Pro und Kontra: Tanzverbot an Karfreitag - Zwei Gastbeiträge

Pro und Kontra: Tanzverbot an Karfreitag - Zwei Gastbeiträge
Am Karfreitag sind vielerorts öffentliche Tanz- und Sportveranstaltungen verboten. Ist das noch zeitgemäß? Beiträge von Traugott Schächtele, Prälat für Nordbaden, und Michele Marsching, Vorsitzender der Piraten-Fraktion im Landtag NRW.

Frankfurt a.M. (epd) PRO - Gastbeitrag von Prof. Dr. Traugott Schächtele, Prälat für den Kirchenkreis Nordbaden:

Um ein mögliches Missverständnis gleich vorweg zu nehmen: Beim Tanzverbot am Karfreitag geht es nicht darum, in rückwärts gewandter Absicht die Freude am Tanzen zu diskreditieren. Vermutlich wird aufs Ganze gesehen nirgendwo mehr getanzt als im Rahmen religiöser Rituale.

Das Tanzverbot am Karfreitag will dessen besondere Eigenart vielmehr gerade dadurch schützen, dass an diesem einen Tag nicht sein soll, was die Normalität anderer Tage ausmacht. So verstanden verweist das Tanzverbot darauf, dass die Balance von Ausgelassenheit und Innehalten zu den Grundvoraussetzungen gelingenden Lebens gehört. Zugleich hält der Karfreitag die Einsicht wach, dass eine Gesellschaft ihre - auch religiöse - Geschichte hat und von ihren Geschichten - in diesem Fall der Geschichte der Bedeutung des Sterbens Jesu - lebt. Sie hat Unterbrechungen nötig, die ihr in Erinnerung rufen, dass ihr Zusammenhalt nicht allein auf dem erfolgreichen "flow" der ökonomischen Gesetzmäßigkeiten gegründet sein kann.

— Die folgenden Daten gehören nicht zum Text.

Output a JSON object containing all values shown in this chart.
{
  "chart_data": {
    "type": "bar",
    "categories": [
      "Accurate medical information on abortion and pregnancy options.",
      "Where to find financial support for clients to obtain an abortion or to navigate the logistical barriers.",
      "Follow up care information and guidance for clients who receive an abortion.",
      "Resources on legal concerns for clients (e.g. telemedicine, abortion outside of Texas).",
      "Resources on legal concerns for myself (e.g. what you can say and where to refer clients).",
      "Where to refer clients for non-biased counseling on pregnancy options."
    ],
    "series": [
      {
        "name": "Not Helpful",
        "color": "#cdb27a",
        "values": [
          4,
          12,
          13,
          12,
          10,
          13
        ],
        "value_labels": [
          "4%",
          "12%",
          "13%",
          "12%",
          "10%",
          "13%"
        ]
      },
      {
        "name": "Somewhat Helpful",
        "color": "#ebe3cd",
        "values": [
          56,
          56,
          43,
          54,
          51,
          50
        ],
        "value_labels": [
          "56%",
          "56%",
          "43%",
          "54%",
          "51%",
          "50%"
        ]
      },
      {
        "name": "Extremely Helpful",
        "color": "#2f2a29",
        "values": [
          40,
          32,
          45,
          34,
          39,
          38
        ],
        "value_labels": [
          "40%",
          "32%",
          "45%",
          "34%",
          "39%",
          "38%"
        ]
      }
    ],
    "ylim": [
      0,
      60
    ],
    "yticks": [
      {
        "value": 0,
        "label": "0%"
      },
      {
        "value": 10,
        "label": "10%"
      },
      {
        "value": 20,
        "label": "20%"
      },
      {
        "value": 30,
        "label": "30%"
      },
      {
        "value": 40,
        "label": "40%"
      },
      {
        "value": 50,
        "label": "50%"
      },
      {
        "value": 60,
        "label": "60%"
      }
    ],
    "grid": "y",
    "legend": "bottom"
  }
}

Im Letzten ist das Tanzverbot am Karfreitag durch die bekannte verfassungsrechtliche These gedeckt, dass eine Gesellschaft von Voraussetzungen lebt, die sie selber nicht garantieren kann. Es ist unbestritten, dass solche Regelungen nicht vom Himmel fallen, sondern das Produkt historischer Entwicklungen sind. Insofern ist der Karfreitag nicht durch göttliches, sondern durch menschliches Recht geschützt.

Ich sehe derzeit keinen anderen Tag, der eine ähnliche Symbolkraft für die Wahrung des religiösen und kulturellen Gedächtnisses entwickeln könnte. Gerade weil Weihnachten und Ostern schon in die Hände der Einzelhändler und Urlaubsanbieter gefallen sind, bin ich über den in dieser Hinsicht sperrigen, weil nicht vermarktbaren Karfreitag froh. Womöglich bliebe bei der Aufhebung des Tanzverbots Zentraleres auf der Strecke als dieses kleine Zeitfenster eingeschränkten Tanzvergnügens.

KONTRA - Gastbeitrag von Michele Marsching, Vorsitzender der Piraten-Fraktion im Landtag Nordrhein-Westfalen

Die Piraten betrachten Glauben und Religion als Privatangelegenheit und nicht als Staatsaufgabe. Nicht nur deshalb sind in einer pluralistischen Gesellschaft in einem säkularen Staat staatliche Tanzverbote auch nicht mehr zeitgemäß.

In einem toleranten und durch die Kirchen zwar geprägten, jedoch nicht mehr gelenkten Staat ist diese Art des Schutzes einer speziellen Glaubensgruppierung überholt. Entweder der Staat schickt sich an, alle relevant vertretenen Religionsgemeinschaften in ihrem Glauben und ihrem Wunsch nach der ungestörten Ausübung ihrer Gedenkfeiern zu schützen. Oder - und das sollte in einer liberalen Gesellschaft in gegenseitiger Rücksichtnahme selbstverständlich sein - der Staat mischt sich nicht in Angelegenheiten des Glaubens ein und schreitet nur dann ein, wenn tatsächlich ein schützenswertes Gut verletzt und zum Beispiel ein Gottesdienst gestört wird.

Was ein selbstbestimmter Bürger in seinem privaten Umfeld macht, ob Disko- oder Gottesdienstbesuch, sollte jedem Einzelnen selbst überlassen sein. Staatliche Bevormundung aller Bürger ist nicht unser Ideal für das 21. Jahrhundert.

Das Feiertagsgesetz Nordrhein-Westfalen hat dazu sogar eine passende Regelung parat: So verbietet es in § 5 Veranstaltungen nur dann, wenn durch sie "der Gottesdienst unmittelbar gestört wird". Diese Einsicht stünde einem liberalen Staat gut zu Gesicht!